Disabling CPU Limit Enforcement On EKS Managed Nodes

When it comes to managing resources in kubernetes it's often recommended to disable CPU limit enforcement. This will allow you to set requests=limits so your pods have Guaranteed QoS class without being unnecessarily throttled.

If you're running relatively well-behaved workloads, with some leeway when it comes to available resources and that can scale out using HPA and cluster autoscaler if need be, the risk of disabling CPU limit enforcement should be low and should be outweighed by the benefits of your pods being able to handle short load spikes without losing performance.

A lot of online resources suggest using --cpu-cfs-quota kubelet command line flag to disable CPU limit enforcement. However this flag has been deprecated along with most other flags. Even though it doesn't seem like these flags will be removed soon (especially on EKS since it's usually a couple releases behind) it's safer to use the config file.

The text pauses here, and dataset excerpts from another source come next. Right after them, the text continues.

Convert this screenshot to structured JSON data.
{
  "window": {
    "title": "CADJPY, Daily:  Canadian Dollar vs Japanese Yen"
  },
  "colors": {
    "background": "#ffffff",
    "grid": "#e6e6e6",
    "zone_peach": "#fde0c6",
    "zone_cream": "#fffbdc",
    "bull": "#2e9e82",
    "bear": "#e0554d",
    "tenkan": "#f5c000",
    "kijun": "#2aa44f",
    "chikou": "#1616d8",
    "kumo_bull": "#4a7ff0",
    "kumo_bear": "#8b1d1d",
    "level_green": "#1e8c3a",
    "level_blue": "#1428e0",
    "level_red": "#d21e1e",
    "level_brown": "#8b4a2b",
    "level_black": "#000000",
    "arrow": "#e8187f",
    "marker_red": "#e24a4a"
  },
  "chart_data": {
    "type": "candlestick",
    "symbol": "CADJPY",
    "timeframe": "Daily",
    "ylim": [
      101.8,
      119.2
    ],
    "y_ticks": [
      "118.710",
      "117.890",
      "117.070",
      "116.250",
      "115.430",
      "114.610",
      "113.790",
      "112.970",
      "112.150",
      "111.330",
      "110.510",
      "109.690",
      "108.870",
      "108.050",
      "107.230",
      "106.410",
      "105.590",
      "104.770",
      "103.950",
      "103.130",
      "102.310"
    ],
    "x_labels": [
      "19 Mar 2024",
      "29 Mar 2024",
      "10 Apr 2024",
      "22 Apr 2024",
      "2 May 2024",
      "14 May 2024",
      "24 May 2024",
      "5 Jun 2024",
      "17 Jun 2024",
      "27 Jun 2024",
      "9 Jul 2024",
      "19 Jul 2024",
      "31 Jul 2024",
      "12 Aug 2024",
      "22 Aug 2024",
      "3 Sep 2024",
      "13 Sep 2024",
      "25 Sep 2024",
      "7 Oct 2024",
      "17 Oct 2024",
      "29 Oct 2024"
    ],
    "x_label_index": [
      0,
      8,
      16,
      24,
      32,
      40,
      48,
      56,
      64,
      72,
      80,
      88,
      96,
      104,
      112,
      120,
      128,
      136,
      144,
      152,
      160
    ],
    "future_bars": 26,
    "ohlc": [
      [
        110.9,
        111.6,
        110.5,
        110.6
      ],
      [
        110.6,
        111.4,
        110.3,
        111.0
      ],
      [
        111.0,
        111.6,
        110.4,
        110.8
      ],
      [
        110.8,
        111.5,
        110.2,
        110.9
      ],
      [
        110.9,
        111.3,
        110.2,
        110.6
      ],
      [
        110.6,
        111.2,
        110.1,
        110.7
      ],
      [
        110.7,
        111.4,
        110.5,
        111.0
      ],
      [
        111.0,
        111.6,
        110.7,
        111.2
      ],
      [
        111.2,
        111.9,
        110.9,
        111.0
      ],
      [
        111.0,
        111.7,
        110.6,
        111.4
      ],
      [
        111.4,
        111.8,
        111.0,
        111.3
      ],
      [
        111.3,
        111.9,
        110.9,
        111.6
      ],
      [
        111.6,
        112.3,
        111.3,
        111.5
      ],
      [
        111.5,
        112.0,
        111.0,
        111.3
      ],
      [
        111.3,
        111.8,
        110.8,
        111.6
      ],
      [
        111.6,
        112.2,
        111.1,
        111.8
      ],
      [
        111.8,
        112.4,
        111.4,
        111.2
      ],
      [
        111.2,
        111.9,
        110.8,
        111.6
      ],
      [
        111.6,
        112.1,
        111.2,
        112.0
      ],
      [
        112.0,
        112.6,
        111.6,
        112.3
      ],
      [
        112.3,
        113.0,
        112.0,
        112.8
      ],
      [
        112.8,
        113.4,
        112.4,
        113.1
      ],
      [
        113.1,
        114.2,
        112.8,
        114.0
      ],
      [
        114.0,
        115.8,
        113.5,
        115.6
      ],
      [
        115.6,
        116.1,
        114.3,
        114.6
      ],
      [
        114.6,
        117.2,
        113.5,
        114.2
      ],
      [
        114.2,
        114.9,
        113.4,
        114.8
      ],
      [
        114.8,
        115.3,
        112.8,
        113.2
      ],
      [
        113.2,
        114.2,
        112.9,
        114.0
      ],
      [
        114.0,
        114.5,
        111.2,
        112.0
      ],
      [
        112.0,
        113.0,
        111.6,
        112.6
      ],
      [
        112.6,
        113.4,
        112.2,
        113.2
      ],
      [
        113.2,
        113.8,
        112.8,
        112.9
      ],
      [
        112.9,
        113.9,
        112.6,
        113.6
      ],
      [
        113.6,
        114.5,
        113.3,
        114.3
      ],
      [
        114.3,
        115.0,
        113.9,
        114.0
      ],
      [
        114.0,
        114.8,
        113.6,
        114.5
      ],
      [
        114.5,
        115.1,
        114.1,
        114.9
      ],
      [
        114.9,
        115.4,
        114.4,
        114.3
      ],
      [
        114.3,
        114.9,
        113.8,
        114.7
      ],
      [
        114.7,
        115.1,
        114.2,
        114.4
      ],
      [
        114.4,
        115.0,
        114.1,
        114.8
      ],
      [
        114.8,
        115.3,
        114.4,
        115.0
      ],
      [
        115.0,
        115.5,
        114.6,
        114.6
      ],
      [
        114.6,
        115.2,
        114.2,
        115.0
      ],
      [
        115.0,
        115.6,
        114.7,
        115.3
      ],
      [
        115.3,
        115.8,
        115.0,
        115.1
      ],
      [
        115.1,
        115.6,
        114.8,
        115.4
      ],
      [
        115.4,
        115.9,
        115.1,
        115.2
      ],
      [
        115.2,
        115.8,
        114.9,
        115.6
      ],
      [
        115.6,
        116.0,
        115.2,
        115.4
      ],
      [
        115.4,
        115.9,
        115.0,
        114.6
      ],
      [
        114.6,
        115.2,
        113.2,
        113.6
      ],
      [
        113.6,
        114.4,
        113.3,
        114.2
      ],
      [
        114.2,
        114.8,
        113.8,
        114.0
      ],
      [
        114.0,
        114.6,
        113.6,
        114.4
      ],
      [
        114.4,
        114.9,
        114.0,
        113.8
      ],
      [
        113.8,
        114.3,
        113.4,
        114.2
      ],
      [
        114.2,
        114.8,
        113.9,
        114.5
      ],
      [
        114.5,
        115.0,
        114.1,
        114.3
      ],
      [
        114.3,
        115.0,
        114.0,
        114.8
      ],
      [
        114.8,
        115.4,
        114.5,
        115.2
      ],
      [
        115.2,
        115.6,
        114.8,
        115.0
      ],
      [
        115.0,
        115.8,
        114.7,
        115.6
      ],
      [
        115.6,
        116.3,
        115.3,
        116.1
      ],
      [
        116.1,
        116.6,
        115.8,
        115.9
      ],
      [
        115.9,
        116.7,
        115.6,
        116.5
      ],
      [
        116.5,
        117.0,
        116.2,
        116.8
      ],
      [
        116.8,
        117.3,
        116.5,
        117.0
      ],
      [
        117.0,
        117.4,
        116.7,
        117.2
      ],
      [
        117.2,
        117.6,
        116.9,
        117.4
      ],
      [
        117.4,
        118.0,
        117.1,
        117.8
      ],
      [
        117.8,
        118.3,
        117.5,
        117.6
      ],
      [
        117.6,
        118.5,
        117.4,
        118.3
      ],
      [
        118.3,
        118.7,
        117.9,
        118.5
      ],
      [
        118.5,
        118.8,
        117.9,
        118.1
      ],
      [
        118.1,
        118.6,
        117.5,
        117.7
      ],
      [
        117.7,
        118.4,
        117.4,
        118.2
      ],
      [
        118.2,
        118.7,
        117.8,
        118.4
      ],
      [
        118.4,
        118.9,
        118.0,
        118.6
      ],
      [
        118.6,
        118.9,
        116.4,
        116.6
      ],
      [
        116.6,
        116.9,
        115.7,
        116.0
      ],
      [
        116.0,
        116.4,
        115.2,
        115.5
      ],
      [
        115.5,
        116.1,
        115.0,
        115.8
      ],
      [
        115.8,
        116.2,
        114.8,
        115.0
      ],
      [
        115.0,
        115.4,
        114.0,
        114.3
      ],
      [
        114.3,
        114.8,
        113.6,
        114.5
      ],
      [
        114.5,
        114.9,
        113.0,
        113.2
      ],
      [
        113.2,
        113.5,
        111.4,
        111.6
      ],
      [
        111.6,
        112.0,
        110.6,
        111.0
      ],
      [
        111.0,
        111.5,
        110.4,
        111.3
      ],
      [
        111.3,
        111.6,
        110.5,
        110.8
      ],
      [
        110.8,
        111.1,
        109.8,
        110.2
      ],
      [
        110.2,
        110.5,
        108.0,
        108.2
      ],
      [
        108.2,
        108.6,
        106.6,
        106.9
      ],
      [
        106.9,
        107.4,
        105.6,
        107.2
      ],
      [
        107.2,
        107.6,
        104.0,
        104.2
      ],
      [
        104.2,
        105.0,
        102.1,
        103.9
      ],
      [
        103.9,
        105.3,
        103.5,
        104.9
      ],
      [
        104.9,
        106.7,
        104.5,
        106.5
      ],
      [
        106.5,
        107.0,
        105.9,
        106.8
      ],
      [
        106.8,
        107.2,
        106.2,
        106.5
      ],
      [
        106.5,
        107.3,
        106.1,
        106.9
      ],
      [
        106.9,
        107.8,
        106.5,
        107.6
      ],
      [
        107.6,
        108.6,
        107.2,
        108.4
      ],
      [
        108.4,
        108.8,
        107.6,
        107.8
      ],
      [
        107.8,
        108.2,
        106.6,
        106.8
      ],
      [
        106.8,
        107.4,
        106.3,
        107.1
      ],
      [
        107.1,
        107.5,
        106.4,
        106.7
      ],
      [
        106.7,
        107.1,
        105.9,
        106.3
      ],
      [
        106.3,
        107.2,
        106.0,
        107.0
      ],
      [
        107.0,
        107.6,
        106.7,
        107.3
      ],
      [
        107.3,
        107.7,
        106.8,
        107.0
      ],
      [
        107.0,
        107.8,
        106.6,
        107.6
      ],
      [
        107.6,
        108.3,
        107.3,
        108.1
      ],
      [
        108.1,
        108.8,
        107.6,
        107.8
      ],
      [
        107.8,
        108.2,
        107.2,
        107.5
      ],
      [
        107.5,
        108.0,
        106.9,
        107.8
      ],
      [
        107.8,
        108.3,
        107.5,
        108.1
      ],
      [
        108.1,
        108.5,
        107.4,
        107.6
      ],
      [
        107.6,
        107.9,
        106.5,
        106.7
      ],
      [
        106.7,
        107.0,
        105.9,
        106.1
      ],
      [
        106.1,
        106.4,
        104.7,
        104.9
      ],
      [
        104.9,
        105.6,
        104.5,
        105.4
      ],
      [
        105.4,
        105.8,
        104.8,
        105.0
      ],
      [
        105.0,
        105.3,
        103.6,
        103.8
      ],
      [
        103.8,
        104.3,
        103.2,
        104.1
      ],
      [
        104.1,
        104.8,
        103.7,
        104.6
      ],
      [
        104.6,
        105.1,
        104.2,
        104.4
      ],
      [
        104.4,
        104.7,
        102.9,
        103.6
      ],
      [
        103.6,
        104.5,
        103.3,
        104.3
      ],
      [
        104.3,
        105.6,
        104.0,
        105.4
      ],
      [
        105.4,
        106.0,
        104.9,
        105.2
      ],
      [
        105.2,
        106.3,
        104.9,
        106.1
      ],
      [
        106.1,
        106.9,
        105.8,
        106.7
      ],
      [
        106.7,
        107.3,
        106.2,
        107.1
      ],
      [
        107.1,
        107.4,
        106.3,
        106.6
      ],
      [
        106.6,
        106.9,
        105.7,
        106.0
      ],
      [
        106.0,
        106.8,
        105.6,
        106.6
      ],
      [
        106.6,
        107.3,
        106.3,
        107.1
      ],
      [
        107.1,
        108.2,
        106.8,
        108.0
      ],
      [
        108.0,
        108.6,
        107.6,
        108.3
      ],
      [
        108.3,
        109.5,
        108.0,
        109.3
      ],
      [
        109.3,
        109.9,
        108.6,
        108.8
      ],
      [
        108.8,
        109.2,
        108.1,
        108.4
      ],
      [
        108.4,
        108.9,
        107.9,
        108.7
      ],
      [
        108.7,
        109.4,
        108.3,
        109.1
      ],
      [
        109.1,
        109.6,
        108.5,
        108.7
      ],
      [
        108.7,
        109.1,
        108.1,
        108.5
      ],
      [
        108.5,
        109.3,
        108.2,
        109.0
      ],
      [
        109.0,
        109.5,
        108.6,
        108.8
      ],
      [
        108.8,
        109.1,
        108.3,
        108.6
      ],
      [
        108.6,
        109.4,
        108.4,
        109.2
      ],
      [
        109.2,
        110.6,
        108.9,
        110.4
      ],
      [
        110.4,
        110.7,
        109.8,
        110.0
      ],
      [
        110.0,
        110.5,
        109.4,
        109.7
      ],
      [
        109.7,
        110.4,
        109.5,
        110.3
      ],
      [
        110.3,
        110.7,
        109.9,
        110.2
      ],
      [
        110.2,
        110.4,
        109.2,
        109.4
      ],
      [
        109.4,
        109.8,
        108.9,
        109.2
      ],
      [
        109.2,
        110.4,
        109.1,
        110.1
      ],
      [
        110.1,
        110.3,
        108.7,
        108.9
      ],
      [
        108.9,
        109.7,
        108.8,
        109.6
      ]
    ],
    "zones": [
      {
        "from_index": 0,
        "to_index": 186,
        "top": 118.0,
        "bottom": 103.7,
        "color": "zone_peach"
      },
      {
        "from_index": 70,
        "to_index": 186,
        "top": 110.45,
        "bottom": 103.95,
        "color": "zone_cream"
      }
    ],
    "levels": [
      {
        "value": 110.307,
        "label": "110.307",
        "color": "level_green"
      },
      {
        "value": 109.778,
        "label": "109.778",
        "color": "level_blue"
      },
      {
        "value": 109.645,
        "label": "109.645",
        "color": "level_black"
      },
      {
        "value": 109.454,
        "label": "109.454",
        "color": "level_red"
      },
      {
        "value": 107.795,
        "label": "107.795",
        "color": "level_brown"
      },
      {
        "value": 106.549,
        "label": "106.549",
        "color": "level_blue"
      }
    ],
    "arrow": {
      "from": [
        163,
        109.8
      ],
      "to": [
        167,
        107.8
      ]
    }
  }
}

The config file parameter we're looking to change is cpuCFSQuota. Since the managed node AMIs come with existing kubelet config we need to modify it. To do so we need to use user data of the launch template used for the node groups. To modify the the config file we can use jq:

MIME-Version: 1.0
Content-Type: multipart/mixed; boundary="==MYBOUNDARY=="

--==MYBOUNDARY==
Content-Type: text/x-shellscript; charset="us-ascii"

#!/bin/bash
echo "$(jq ".cpuCFSQuota=false" /etc/kubernetes/kubelet/kubelet-config.json)" \
    > /etc/kubernetes/kubelet/kubelet-config.json

--==MYBOUNDARY==--

Bottlerocket uses toml for user data. Since I've never used bottlerocket I haven't had a chance to test it but it should look something like this:

[settings.kubernetes]
cpuCFSQuota = false

Note that depending on what you're using to set the user data you may need to base64-encode it first (e.g. using base64encode function in terraform).

For more info see EKS managed node user data docs as well as user guide for the official managed node AMIs.